Epistemologically, the concept of rights requires the concept of some objective outside party to which one can make an argument based on a moral principle. Moral principles are necessary. But they alone without knowledge of a social-political context are not sufficient for the identification of the concept of rights.
Of course, if you want to ignore the context in which the concept is formed, and say that we already have the concept, so, academically, we can look at two parties on a desert island and say that the one has violated the rights of the other, we can ignore the fact that concepts develop, and simply take them for granted. Not that that would help the party whose rights had been violated if no external arbiter ever intervened. But that is a naive and ultimately pernicious view of what concepts are which Objectivism rejects. Objectivism doesn't take concepts, like values, as causeless givens. It asks and always asks under what circumstances they can arise.

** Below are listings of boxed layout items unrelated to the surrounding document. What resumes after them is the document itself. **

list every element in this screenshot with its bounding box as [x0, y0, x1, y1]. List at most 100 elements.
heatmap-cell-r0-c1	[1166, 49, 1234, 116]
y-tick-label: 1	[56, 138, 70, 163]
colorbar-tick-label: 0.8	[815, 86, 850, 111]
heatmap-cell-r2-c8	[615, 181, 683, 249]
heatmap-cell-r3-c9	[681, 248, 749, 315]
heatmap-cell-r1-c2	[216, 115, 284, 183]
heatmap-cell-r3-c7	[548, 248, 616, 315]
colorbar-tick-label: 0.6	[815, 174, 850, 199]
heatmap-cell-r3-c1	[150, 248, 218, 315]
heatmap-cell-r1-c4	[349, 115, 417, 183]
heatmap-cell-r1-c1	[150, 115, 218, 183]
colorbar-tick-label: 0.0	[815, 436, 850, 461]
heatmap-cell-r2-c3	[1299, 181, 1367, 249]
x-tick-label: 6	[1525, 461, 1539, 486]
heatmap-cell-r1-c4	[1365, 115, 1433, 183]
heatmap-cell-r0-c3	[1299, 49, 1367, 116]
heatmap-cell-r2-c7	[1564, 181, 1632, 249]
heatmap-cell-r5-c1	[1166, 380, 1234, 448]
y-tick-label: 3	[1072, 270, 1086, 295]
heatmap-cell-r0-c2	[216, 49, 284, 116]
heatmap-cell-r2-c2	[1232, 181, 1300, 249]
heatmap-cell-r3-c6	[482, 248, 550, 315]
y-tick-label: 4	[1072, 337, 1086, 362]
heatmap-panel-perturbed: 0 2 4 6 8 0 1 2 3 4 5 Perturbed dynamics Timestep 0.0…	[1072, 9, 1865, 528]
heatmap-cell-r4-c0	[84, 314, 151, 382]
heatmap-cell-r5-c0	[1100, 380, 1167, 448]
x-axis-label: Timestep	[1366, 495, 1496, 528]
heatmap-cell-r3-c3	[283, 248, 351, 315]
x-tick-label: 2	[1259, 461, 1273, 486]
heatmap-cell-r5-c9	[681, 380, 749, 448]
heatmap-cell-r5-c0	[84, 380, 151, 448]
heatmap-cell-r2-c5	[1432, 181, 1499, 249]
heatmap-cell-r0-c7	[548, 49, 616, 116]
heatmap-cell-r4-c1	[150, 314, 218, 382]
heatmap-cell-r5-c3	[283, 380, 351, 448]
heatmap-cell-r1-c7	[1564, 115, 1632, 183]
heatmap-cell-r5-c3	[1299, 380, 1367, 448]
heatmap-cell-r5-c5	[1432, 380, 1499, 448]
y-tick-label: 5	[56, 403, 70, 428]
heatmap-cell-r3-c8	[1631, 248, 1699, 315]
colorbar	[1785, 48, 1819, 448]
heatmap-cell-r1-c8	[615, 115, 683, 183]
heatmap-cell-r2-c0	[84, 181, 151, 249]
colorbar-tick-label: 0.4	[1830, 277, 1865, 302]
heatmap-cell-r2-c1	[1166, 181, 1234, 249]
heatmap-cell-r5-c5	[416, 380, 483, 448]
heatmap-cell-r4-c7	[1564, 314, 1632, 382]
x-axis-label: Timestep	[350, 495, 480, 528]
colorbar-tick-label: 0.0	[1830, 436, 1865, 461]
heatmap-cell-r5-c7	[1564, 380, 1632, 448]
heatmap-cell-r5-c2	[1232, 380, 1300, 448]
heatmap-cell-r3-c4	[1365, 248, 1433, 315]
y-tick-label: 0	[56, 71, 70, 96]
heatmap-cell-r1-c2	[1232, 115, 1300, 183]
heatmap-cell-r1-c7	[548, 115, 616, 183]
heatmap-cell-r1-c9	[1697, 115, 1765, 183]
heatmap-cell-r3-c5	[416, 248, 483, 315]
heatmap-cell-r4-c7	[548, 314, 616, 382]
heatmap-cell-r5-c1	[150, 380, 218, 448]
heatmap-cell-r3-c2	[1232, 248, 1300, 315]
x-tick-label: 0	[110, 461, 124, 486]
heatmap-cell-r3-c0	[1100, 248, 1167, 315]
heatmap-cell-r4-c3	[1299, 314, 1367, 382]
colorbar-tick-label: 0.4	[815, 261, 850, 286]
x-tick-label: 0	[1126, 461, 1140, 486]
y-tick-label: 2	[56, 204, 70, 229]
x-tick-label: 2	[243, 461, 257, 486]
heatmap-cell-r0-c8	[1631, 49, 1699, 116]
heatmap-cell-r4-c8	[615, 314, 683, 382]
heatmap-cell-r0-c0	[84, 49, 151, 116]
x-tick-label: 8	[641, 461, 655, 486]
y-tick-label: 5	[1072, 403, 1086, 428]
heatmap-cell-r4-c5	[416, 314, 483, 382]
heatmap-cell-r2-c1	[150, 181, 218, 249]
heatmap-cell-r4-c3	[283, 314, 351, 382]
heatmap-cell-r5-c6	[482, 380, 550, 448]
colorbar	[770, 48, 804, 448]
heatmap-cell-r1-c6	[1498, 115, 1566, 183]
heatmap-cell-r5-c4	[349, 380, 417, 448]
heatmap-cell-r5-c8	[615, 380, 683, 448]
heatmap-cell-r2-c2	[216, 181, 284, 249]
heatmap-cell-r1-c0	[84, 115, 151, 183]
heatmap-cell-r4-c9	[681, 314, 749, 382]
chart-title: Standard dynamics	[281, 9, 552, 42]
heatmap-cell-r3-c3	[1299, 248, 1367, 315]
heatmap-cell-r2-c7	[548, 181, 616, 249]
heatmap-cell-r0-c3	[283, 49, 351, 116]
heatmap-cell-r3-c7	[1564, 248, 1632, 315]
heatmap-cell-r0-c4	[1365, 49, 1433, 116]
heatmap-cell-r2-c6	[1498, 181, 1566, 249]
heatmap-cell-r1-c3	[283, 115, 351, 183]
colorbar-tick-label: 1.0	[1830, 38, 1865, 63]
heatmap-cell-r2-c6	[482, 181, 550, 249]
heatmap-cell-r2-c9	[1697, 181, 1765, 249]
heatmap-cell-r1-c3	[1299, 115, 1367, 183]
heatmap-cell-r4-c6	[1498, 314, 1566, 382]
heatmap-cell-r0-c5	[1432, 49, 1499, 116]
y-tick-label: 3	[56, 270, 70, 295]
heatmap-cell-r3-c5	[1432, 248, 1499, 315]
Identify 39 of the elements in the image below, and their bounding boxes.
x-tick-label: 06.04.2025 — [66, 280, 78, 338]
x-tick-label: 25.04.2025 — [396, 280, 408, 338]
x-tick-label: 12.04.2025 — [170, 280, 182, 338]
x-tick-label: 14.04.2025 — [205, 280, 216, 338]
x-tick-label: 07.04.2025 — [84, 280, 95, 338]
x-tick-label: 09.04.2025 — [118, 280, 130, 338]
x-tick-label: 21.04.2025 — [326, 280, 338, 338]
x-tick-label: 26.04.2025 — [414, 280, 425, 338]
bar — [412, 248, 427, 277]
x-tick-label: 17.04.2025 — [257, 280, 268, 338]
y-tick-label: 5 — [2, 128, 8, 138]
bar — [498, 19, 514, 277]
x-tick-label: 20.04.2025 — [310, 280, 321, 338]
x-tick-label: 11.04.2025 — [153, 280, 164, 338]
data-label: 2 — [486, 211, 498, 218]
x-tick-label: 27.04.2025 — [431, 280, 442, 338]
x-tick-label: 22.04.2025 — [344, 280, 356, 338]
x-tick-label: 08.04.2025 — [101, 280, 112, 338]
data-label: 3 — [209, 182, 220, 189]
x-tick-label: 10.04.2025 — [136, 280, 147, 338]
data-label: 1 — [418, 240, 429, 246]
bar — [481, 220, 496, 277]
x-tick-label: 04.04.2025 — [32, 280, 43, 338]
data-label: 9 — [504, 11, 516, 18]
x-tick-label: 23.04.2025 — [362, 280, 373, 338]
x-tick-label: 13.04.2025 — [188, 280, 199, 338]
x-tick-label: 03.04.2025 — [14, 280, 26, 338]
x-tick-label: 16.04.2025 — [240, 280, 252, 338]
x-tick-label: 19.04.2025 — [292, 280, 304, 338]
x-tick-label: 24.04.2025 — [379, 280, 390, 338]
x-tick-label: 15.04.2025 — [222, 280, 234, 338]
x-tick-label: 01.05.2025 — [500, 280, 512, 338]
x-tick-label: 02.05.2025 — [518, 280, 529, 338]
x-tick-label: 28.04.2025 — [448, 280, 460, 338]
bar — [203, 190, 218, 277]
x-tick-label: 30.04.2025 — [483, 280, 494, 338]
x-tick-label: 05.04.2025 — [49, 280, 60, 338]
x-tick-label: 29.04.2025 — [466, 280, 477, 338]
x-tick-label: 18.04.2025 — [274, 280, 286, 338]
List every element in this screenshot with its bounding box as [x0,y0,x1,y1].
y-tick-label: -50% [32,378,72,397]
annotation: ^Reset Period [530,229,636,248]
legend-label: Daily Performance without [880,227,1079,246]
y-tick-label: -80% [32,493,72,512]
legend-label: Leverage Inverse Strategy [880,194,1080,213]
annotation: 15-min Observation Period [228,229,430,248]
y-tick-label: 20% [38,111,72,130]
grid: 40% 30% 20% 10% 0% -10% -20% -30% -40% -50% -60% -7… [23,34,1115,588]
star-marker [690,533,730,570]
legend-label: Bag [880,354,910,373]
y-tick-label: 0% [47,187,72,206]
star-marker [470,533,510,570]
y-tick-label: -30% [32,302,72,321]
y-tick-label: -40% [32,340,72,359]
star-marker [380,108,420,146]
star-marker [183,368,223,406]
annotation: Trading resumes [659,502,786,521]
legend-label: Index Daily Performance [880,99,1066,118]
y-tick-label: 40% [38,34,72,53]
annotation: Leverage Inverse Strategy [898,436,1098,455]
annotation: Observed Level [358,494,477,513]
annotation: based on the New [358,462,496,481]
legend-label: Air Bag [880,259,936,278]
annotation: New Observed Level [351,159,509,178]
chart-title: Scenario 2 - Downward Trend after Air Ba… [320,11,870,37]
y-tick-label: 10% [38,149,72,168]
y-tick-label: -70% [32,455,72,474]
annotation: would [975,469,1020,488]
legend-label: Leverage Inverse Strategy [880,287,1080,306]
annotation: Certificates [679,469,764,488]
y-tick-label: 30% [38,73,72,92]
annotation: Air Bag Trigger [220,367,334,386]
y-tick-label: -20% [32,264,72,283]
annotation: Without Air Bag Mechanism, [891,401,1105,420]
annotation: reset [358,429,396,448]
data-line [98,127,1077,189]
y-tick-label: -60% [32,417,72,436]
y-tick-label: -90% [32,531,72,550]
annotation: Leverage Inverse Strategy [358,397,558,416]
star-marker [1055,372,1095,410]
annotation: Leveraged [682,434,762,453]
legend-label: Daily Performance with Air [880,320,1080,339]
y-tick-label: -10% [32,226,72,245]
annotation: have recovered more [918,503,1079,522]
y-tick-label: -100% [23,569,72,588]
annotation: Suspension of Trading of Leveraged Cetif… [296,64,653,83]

Neither capitalism nor egoism nor minarchism nor romanticism is the essence of Objectivism. Anarchists may think that the essence of Rand is her politics, but compared to the essential nature of her epistemological method, which anarchists necessarily do not comprehend, her politics and her stands on other more concrete issues amount almost to mere accidents in the Aristotelian sense. Objectivism is the rejection of package deals and of stolen and floating and frozen concepts. Without the analysis of the contextual origin of individual concepts there is no such thing as Objectivism. The concept of rights would never arise if there were not some (potentially objective) third party to which at least one of the parties of a dispute could appeal.
Of course we all live in society. It is difficult for us to step back and imagine what it would be like to have no disinterested party to appeal to in the case of a dispute. We become used as children to complaining that a sibling or peer has violated our rights by the age of three, before the age at which we form permanent memories that will last to adulthood. Just as it requires a very deep focus to understand why it doesn't make sense for an indestructible being to have values, it requires an intellectual leap to understand that if two people had grown up on an island without the knowledge of the existence of any other persons, it would not make sense for one to add on top of the fact that he does not want the other to take his food, that doing so was a violation of his rights. There would be no context under which the differentiation between not simply wanting the other to do something enough to resort to force and viewing the other's actions as a criminal act could be made.
For one castaway to accuse the other of violating his rights (rather than just doing something he would fight to prevent) would make as much sense as one lifelong castaway accusing the other of speaking a foreign language if the other started speaking in tongues. There would be confusion, but the identification of the uncomprehended speach as a foreign language would be impossible. There would never have been any circumstance under which to differentiate the idea of a foreign language from mere babble. The concept rights is like the concept foreign language. It cannot arise without the experience of an outside party.